European Union



CJE/07/54

11 september 2007

Pers en Voorlichting

PERSCOMMUNIQUE nr. 54/07

Arresten van het Hof van Justitie in de zaken C-76/05 en C-318/05 Schwarz en Gootjes-Schwarz / Finanzamt Bergisch Gladbach Commissie van de Europese Gemeenschappen / Bondsrepubliek Duitsland

De Duitse wettelijke regeling inzake de aftrek van schoolgeld voor de toepassing van de inkomstenbelasting is strijdig met het gemeenschapsrecht

Aftrek voor schoolgeld dat is betaald aan bepaalde particuliere scholen, mag de in Duitsland aan de inkomstenbelasting onderworpen belastingplichtigen niet op algemene wijze worden geweigerd voor schoolgeld dat is betaald aan een in een andere lidstaat gevestigde school

Op grond van een bepaling van de Duitse wet op de inkomstenbelasting kunnen belastingplichtigen 30 % van de nettovergoeding die zij betaalden voor het bezoek, door een kind ten laste, van een particuliere school die in Duitsland aan bepaalde voorwaarden voldoet , met uitzondering van de vergoeding voor begeleiding, kost en inwoning, aftrekken voor de toepassing van de inkomstenbelasting.

Aangezien deze belastingaftrek niet van toepassing is op schoolgeld dat aan in andere lidstaten gevestigde scholen is betaald, hebben het Finanzgericht Köln en de Commissie het Hof van Justitie van de Europese Gemeenschappen verzocht om een uitspraak over de verenigbaarheid van deze bepaling met het gemeenschapsrecht.

Zaak C-76/05

Het beroep voor het Finanzgericht Köln werd ingesteld door de echtgenoten Schwarz.

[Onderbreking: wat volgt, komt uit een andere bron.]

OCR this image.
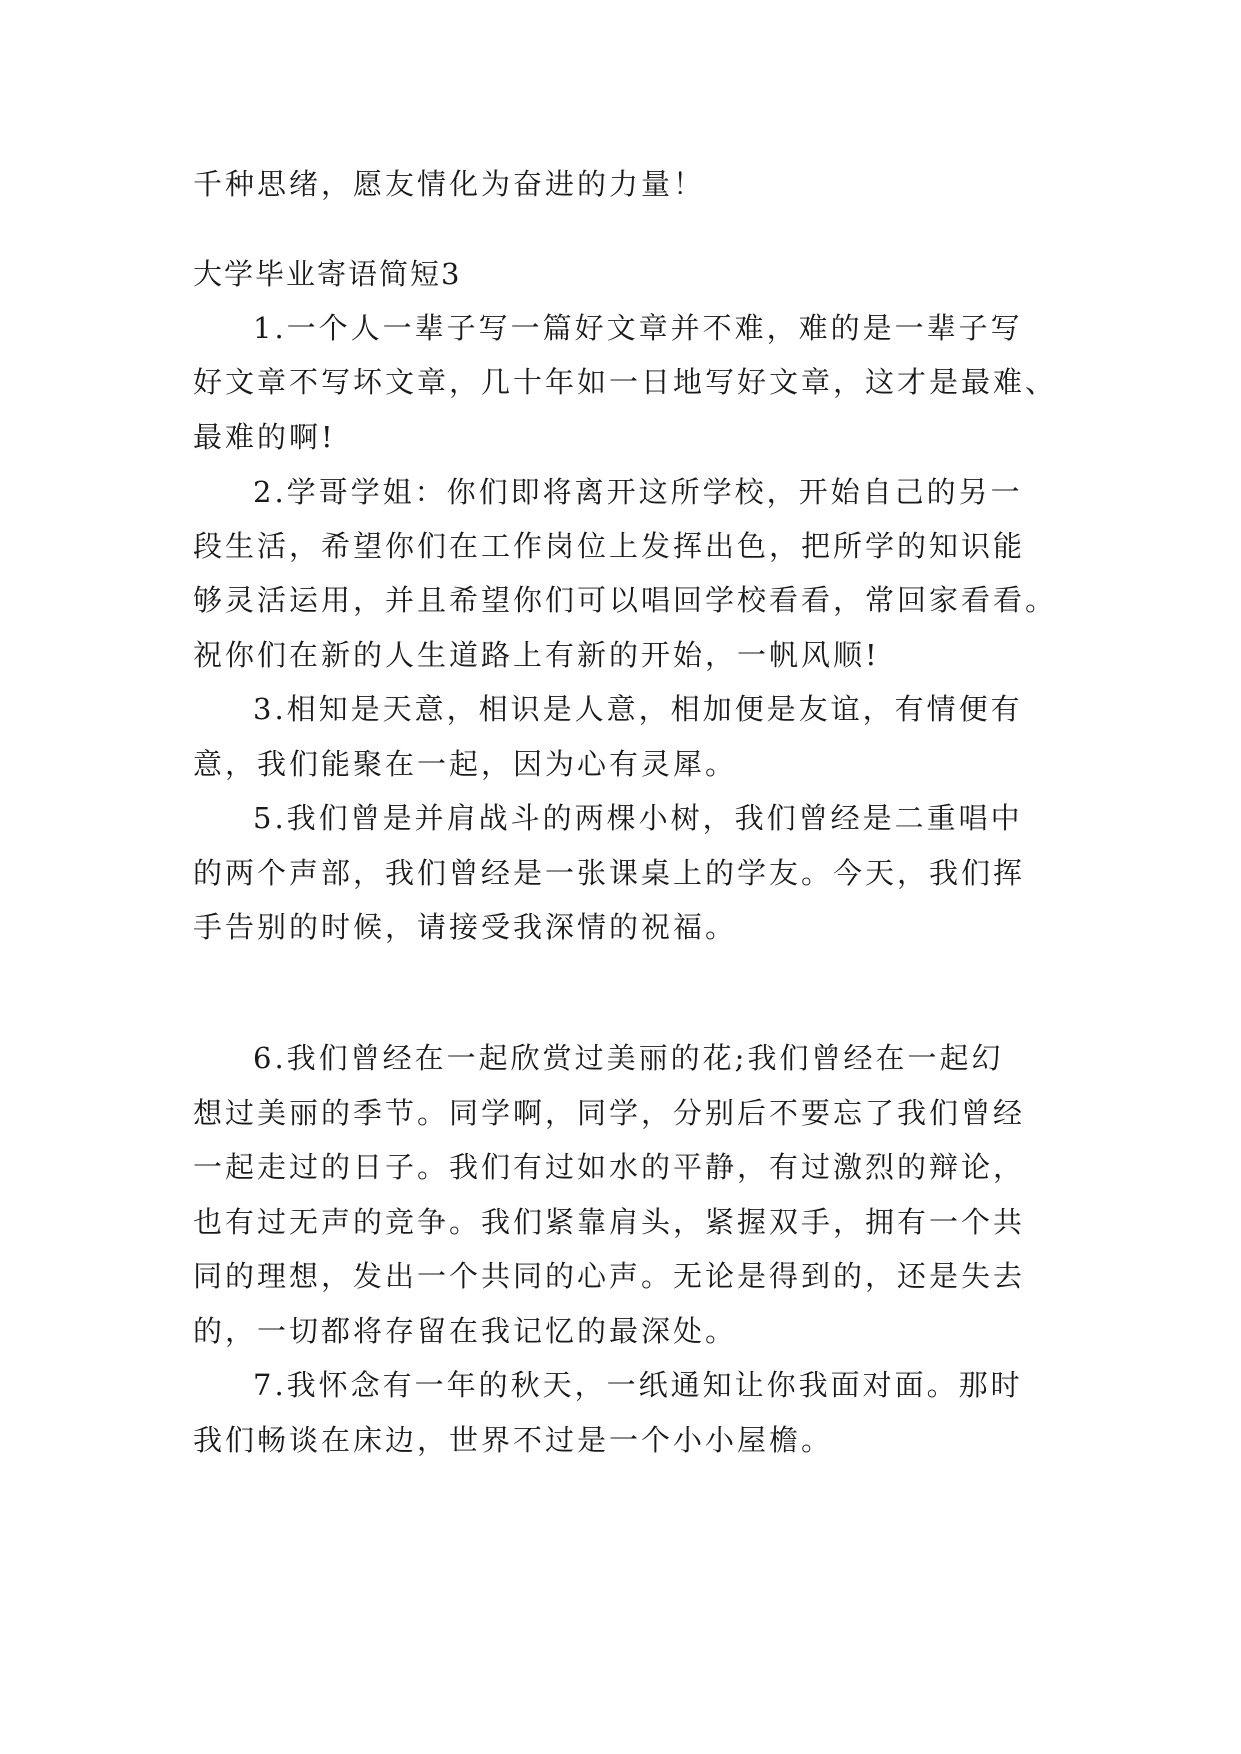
千种思绪，愿友情化为奋进的力量！
大学毕业寄语简短3
1.一个人一辈子写一篇好文章并不难，难的是一辈子写
好文章不写坏文章，几十年如一日地写好文章，这才是最难、
最难的啊!
2.学哥学姐：你们即将离开这所学校，开始自己的另一
段生活，希望你们在工作岗位上发挥出色，把所学的知识能
够灵活运用，并且希望你们可以唱回学校看看，常回家看看。
祝你们在新的人生道路上有新的开始，一帆风顺!
3.相知是天意，相识是人意，相加便是友谊，有情便有
意，我们能聚在一起，因为心有灵犀。
5.我们曾是并肩战斗的两棵小树，我们曾经是二重唱中
的两个声部，我们曾经是一张课桌上的学友。今天，我们挥
手告别的时候，请接受我深情的祝福。
6.我们曾经在一起欣赏过美丽的花;我们曾经在一起幻
想过美丽的季节。同学啊，同学，分别后不要忘了我们曾经
一起走过的日子。我们有过如水的平静，有过激烈的辩论，
也有过无声的竞争。我们紧靠肩头，紧握双手，拥有一个共
同的理想，发出一个共同的心声。无论是得到的，还是失去
的，一切都将存留在我记忆的最深处。
7.我怀念有一年的秋天，一纸通知让你我面对面。那时
我们畅谈在床边，世界不过是一个小小屋檐。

Dezen hadden de belastingautoriteiten tevergeefs verzocht om inaanmerkingneming van het schoolgeld dat zij hadden betaald voor het bezoek van twee van hun kinderen aan de Cademuir International School in Schotland. In haar antwoord op de door het Finanzgericht Köln gestelde prejudiciële vraag oordeelt het Hof dat het gemeenschapsrecht eraan in de weg staat dat de

aftrek in de regel wordt geweigerd voor schoolgeld betaald aan in andere lidstaten gevestigde scholen.

In zijn redenering maakt het Hof onderscheid tussen twee types van schoolfinanciering.

Het herinnert eraan dat alleen de scholen die hoofdzakelijk uit particuliere middelen worden gefinancierd, zich kunnen beroepen op het vrij verrichten van diensten. Wanneer dergelijke in een andere lidstaat dan Duitsland gevestigde scholen, onderwijs willen aanbieden aan kinderen van in Duitsland wonende belastingplichtigen, vormt de omstandigheid dat het schoolgeld van buitenlandse scholen van de aftrek is uitgesloten een belemmering van hun vrijheid van dienstverrichting.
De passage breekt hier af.